Mr. President,
I recently heard your proposal to increase the minimum aid you give poor countries. I assure you that I was, once again, disappointed. Mr. President, the idea is not to increase the aid, but rather to cancel the debt to allow these countries to breathe.
You surely will tell me that it is not your fault if African countries are poor. But you can still support their development, even if only out of historic and humanitarian duty. Mr. President, the same way you fight terrorism, you also have to fight poverty. Yet, I see that your focus, your energy, is guided towards new conquests for your “empire.” We live in two worlds: a world where some live in comfort and abundance and others live with less than one dollar a day. You don’t stop repeating in your speeches that you are a compassionate man. Believe me, Mr. President, the poor did not choose to be poor. It is therefore imperative to include the poor of the world in a circle of development.

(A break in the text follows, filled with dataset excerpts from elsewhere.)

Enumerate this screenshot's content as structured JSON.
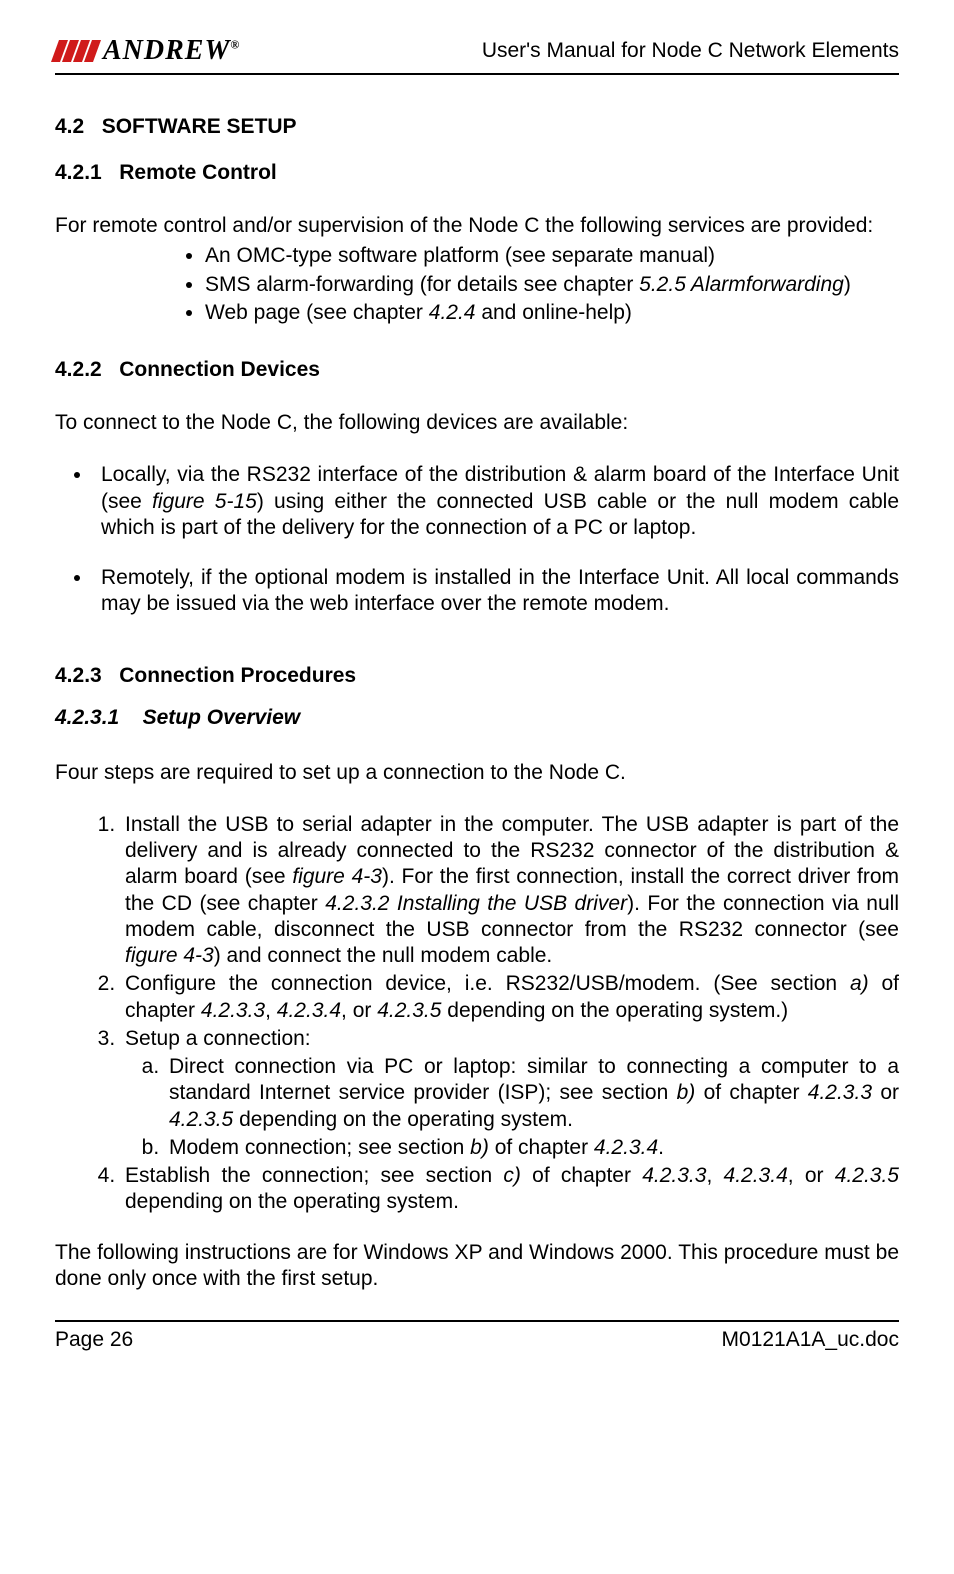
{
  "header": {
    "logo_text": "ANDREW",
    "title": "User's Manual for Node C Network Elements"
  },
  "s42": {
    "num": "4.2",
    "title": "SOFTWARE SETUP"
  },
  "s421": {
    "num": "4.2.1",
    "title": "Remote Control",
    "intro": "For remote control and/or supervision of the Node C the following services are provided:",
    "b1": "An OMC-type software platform (see separate manual)",
    "b2a": "SMS alarm-forwarding (for details see chapter ",
    "b2b": "5.2.5 Alarmforwarding",
    "b2c": ")",
    "b3a": "Web page (see chapter ",
    "b3b": "4.2.4",
    "b3c": " and online-help)"
  },
  "s422": {
    "num": "4.2.2",
    "title": "Connection Devices",
    "intro": "To connect to the Node C, the following devices are available:",
    "li1a": "Locally, via the RS232 interface of the distribution & alarm board of the Interface Unit (see ",
    "li1b": "figure 5-15",
    "li1c": ") using either the connected USB cable or the null modem cable which is part of the delivery for the connection of a PC or laptop.",
    "li2": "Remotely, if the optional modem is installed in the Interface Unit. All local commands may be issued via the web interface over the remote modem."
  },
  "s423": {
    "num": "4.2.3",
    "title": "Connection Procedures"
  },
  "s4231": {
    "num": "4.2.3.1",
    "title": "Setup Overview",
    "intro": "Four steps are required to set up a connection to the Node C.",
    "n1a": "Install the USB to serial adapter in the computer. The USB adapter is part of the delivery and is already connected to the RS232 connector of the distribution & alarm board (see ",
    "n1b": "figure 4-3",
    "n1c": "). For the first connection, install the correct driver from the CD (see chapter ",
    "n1d": "4.2.3.2 Installing the USB driver",
    "n1e": "). For the connection via null modem cable, disconnect the USB connector from the RS232 connector (see ",
    "n1f": "figure 4-3",
    "n1g": ") and connect the null modem cable.",
    "n2a": "Configure the connection device, i.e. RS232/USB/modem. (See section ",
    "n2b": "a)",
    "n2c": " of chapter ",
    "n2d": "4.2.3.3",
    "n2e": ", ",
    "n2f": "4.2.3.4",
    "n2g": ", or ",
    "n2h": "4.2.3.5",
    "n2i": " depending on the operating system.)",
    "n3": "Setup a connection:",
    "n3aa": "Direct connection via PC or laptop: similar to connecting a computer to a standard Internet service provider (ISP); see section ",
    "n3ab": "b)",
    "n3ac": " of chapter ",
    "n3ad": "4.2.3.3",
    "n3ae": " or ",
    "n3af": "4.2.3.5",
    "n3ag": " depending on the operating system.",
    "n3ba": "Modem connection; see section ",
    "n3bb": "b)",
    "n3bc": " of chapter ",
    "n3bd": "4.2.3.4",
    "n3be": ".",
    "n4a": "Establish the connection; see section ",
    "n4b": "c)",
    "n4c": " of chapter ",
    "n4d": "4.2.3.3",
    "n4e": ", ",
    "n4f": "4.2.3.4",
    "n4g": ", or ",
    "n4h": "4.2.3.5",
    "n4i": " depending on the operating system.",
    "outro": "The following instructions are for Windows XP and Windows 2000. This procedure must be done only once with the first setup."
  },
  "footer": {
    "page": "Page 26",
    "doc": "M0121A1A_uc.doc"
  }
}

Perhaps it would be better to change your strategy. Use the geniuses around you to come up with new ideas, because decades of massive aid for development have failed to stimulate growth in the most impoverished countries. When you speak of economic development, what really counts is more children benefiting from better education, more people having access to a health system and drinking water, or workers finding jobs to assure a better future for their family.
Sir, when I see the figures of your expenditures for Iraq, I am again astonished. These amounts would serve to develop agriculture and biotechnology, for example. These two fields have enormous potential to improve the yield of the crops in underdeveloped countries.
Concerning the fight against poverty, America historically has always been behind. The strategy of your administration in this matter is a true disaster. The other evening, I was listening on CSPAN to the recent senate hearings concerning aid to poor African countries. The measures considered by America to combat malaria, one of the diseases that kills the most people in Africa, for example, looked more like an advertisement than a fight against the disease. Due to your lack of action, the United States will be, allow me to say, responsible for the loss of millions of lives and will aggravate world instability.
When cancellation of the African debt by the other G8 countries is mentioned, you propose once again a little additional emergency food aid. Another disappointment! Mr. President, as the Bapopos, the fishing people of Benin, say, “Teach your neighbor to fish, you will help him for life.”